PARP inhibitors (PARPi) are a class of DNA damage-inducing drugs currently used in the clinic to treat cancers with mutations in BRCA1/2, which show elevated sensitivity to PARPi. This PARPi sensitivity is traditionally thought to be mediated by deficiency in homologous recombination (HR) — an important DNA repair process — conferred by loss of BRCA1/2. As such, HR-deficiency is currently the sole criterion for selecting patients for PARPi treatment. However, the complete set of mechanisms underlying sensitivity to PARPi, as well as the types of genetic alterations which may confer PARPi sensitivity, remain poorly understood. Through an in vivo CRISPR screen, we identified loss of FANCA as synthetic lethal with PARPi, indicating that tumors deficient in the DNA damage response (DDR) gene FANCA are more sensitive to PARPi than control tumors.

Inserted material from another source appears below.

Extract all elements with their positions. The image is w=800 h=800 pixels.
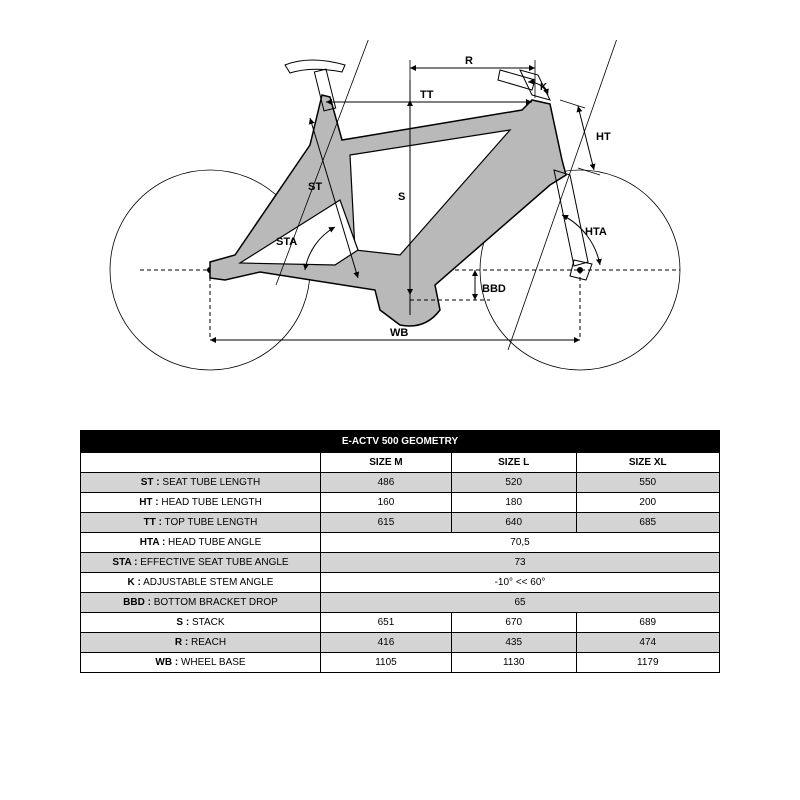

Using viability assays, we demonstrated that loss of FANCA confers sensitivity to PARPi in breast and lung cancer cell lines and further showed that PARPi and ATR inhibitors (ATRi) act synergistically to kill FANCA knockout (KO) cancer cells. By detecting nuclear markers of DDR signaling pathways, we showed that following treatment with PARPi, FANCA KO cancer cells display no impairment of HR repair compared to FANCA WT cells. Furthermore, we demonstrated that under DNA replication stress, FANCA KO breast cancer cells display increased PARP1 signaling compared to FANCA WT cells, suggesting a potential moonlighting function of FANCA as a backup to PARP1 in the cellular response to replication stress. These findings demonstrate alternative mechanisms of PARPi sensitivity outside of HR deficiency and provide a rationale for clinical investigation of PARPi activity in patients with FANCA-mutant cancers, which make up 4% of metastatic breast cancer cases.